Monday, December 27, 2021

Iran Nuclear Deal: 'Put Us On Cruise Control Heading Over A Cliff'

Ron Dermer: Iran Nuclear Deal Has ‘Put Us on Cruise Control Heading Over a Cliff’

Former Israeli Ambassador to the U.S. Ron Dermer this week defended his government’s positions that encouraged America to leave the 2015 Iran nuclear deal, and supported Israel’s current position that the U.S. must leave a military option on the table and signal that Iran cannot develop nuclear weapons.

Speaking on Tuesday in a Zoom seminar held by the Jewish Institute for National Security of America (JINSA), in conversation with JINSA President and CEO Michael Makovsky, the former envoy said he stands by his previously expressed stance that U.S. withdrawal from the deal (also known as the JCPOA) under the Trump administration was the single-most important decision that any president had made for Israel’s national security.

While that decision didn’t end the Iranian threat, it was a “critical means to an end” because the JCPOA provided a legal framework for Iran to achieve nuclear status once the deal’s provisions ended, rather than block it entirely, he said.

“Because what the deal did is it put restrictions on Iran’s nuclear program for a limited number of years, and those restrictions would be automatically removed,” said Dermer, who served as ambassador from 2013-2021 before joining JINSA as a non-resident distinguished fellow at the JINSA Gemunder Center. “And contrary to what many people believe, the nuclear deal did not freeze Iran’s program.”

Under the accord, Dermer explained, Iran “was allowed to do research and development on more and more advanced centrifuges. So, the nuclear deal with Iran enabled Iran to advance their nuclear program, under the imprimatur of the international community — essentially gave a kosher stamp to Iran moving on a path not just on one bomb but to an entire nuclear arsenal.”

Makovsky said that Iran is getting very close to a nuclear bomb, having enriched Uranium to 90 percent — one of the red lines that those discussing Iran were hoping would not be reached.

Dermer noted that even according to the former President Barack Obama, whose administration helped negotiate the agreement, when the deal’s provisions were scheduled to sunset, Iran would have had a breakout time of zero.

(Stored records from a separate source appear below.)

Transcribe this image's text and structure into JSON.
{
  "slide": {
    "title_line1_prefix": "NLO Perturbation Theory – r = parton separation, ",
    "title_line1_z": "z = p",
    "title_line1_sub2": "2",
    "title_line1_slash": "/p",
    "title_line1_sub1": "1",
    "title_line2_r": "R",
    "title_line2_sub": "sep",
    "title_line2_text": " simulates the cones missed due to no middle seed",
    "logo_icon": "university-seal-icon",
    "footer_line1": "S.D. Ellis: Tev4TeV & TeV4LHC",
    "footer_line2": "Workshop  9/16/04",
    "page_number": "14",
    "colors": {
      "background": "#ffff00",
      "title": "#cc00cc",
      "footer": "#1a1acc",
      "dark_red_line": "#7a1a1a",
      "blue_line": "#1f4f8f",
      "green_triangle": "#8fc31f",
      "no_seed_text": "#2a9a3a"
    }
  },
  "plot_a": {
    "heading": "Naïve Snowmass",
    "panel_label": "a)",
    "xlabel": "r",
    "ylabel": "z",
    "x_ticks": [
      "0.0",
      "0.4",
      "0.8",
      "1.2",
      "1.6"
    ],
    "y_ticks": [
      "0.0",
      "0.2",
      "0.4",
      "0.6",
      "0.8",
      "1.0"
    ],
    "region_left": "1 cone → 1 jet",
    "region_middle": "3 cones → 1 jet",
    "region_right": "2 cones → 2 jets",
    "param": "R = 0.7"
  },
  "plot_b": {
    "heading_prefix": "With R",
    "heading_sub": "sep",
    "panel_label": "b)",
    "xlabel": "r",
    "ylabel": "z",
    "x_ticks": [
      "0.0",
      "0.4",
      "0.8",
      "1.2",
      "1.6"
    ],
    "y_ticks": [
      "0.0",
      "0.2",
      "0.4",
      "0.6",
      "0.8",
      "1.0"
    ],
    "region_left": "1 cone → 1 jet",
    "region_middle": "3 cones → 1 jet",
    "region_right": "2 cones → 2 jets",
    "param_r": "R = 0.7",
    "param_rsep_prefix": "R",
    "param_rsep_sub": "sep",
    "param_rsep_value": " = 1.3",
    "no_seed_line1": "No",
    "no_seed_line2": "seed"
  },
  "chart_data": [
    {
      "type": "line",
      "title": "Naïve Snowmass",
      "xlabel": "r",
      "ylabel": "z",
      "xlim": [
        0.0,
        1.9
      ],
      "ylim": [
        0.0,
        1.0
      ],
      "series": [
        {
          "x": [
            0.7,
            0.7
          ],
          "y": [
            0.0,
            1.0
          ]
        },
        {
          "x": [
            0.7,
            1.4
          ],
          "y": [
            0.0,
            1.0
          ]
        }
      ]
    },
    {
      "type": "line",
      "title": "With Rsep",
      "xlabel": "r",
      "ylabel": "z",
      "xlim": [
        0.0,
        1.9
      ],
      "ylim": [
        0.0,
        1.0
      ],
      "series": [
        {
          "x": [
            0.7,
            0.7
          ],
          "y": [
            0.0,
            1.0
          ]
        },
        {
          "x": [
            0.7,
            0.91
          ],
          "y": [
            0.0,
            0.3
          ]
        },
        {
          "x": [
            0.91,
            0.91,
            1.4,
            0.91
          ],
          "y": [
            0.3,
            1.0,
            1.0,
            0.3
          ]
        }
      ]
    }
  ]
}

Breakout is defined by having the fissile material necessary to create a single nuclear weapon. This does not include the time it would take for Iran to build the nuclear weapon, which Dermer said some estimate as being an additional year to two years. The former ambassador also said it would be a mistake to assume the U.S. or Israel know how advanced Iran’s state of weaponization is.

“This deal did not block Iran’s path to the bomb. This deal ultimately paves and basically guarantees that Iran is going to become a military nuclear power,” Dermer said. “So, they actually haven’t solved the one problem everybody wants to solve, which is the nuclear issue. And they’ve also made the regional issue much worse because with the sanctions relief, Iran goes from facing essentially a headwind of sanctions, to now a tailwind of sanctions relief that allows them to fuel their war of aggression throughout the region.”